This is what I imagine.
In 1945, she took the train from Paris to Nice for an interview with Henri Matisse. He was adding another assistant to his studio to help with his collages and she was desperate to get the job, certain the master of color was the teacher she needed.
She spoke more in hues and shades than words. Her dreams shimmered in royal blues and azure greens. Her nightmares in blood red and tarnished gold.
Walking into Matisse’s atelier, she expected to be intimidated, but his smile was so kind, and his eyes twinkled so joyously she forgot to be nervous.
“You look like someone I could paint,” was the first thing he said. “What a wonderful odalisque you would make.”
She had her mother’s exotic Moroccan looks, olive skin, straight, almost black hair cut to her chin, and large feline eyes. Knowing Matisse’s love of bright colors and patterns, she’d dressed for the interview, with a scarf in ten shades of blue, bright red-blue lipstick, black slacks, and a chartreuse blouse.
He sighed in mock sadness, and even before she answered pointed at her portfolio, “But you are an artist, and want to study, not pose, yes? Show me what you have brought.”

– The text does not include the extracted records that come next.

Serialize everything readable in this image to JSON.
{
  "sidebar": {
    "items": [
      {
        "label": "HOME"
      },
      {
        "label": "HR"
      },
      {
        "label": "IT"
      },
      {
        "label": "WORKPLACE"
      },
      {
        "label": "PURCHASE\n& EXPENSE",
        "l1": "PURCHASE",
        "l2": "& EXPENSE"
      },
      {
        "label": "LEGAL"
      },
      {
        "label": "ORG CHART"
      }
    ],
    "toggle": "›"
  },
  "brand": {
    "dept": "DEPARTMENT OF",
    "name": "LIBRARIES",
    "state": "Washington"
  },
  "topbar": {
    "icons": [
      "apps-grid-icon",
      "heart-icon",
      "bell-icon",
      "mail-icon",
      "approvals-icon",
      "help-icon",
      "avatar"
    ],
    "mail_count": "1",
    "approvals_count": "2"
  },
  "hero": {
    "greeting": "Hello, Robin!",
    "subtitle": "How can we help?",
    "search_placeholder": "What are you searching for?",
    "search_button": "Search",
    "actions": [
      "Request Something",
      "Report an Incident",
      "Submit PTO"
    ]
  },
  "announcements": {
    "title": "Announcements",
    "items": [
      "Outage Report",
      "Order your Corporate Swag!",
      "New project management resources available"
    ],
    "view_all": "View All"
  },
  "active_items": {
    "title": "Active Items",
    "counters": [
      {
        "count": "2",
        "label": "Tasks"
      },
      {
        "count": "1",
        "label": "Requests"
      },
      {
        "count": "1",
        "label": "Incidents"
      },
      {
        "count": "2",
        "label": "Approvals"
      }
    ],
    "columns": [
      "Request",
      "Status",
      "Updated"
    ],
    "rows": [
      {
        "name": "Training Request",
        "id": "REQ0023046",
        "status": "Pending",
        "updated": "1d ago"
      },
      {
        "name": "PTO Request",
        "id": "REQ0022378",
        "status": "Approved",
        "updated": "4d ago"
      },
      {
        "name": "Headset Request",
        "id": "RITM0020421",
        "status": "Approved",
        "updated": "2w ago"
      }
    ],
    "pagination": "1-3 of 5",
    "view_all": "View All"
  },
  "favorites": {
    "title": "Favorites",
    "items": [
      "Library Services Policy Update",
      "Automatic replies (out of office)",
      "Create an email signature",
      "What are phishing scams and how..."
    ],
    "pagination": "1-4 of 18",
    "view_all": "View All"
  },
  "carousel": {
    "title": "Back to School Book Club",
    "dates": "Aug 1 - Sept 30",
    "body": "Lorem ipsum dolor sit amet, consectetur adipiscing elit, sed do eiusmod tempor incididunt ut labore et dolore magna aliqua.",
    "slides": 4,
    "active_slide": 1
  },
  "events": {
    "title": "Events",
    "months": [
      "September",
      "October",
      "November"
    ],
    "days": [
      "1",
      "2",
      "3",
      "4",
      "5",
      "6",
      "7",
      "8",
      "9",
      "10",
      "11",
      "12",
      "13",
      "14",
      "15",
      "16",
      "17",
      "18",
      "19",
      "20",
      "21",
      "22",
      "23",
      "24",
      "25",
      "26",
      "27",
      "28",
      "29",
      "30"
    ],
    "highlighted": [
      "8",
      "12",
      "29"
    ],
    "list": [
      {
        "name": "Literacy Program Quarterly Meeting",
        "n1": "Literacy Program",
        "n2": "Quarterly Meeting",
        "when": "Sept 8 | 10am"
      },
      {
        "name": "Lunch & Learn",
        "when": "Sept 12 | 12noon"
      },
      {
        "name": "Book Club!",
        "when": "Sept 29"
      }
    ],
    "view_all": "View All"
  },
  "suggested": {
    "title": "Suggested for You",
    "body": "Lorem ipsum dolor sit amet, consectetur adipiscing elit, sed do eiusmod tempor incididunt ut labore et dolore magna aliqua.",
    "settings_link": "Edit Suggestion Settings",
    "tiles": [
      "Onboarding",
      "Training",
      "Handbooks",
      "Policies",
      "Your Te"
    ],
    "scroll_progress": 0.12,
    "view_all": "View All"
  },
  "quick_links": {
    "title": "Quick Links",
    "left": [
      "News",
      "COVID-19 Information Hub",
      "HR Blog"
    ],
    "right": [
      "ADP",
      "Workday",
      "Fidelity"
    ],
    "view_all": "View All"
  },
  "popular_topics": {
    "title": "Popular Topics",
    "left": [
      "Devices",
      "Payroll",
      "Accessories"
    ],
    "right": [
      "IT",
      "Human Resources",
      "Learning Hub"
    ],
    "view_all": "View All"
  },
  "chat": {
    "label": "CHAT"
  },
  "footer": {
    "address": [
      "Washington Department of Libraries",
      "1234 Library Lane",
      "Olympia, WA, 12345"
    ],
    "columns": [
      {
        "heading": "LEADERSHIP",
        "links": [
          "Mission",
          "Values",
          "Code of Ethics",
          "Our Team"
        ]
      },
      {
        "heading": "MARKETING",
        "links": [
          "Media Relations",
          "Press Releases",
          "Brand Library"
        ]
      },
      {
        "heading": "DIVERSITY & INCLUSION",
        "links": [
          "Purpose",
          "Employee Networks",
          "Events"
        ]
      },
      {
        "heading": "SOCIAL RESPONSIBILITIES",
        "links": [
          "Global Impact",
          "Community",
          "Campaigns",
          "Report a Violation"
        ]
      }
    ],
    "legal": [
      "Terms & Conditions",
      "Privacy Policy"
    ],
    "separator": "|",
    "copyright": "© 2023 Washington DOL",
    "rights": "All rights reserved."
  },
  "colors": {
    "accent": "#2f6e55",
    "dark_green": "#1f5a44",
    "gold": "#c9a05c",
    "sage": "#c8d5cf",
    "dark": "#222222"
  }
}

She arranged her paintings against the wall so Matisse could examine them.
“So, Mademoiselle, why should I take you on?” he’d asked after a few minutes.
“When you started out, the critics said you trashed every possible norm of pictorial order and painterly finesse. But you stayed true to your vision and proved them all wrong. And proving people wrong,” she said, “is my raison d ‘être.”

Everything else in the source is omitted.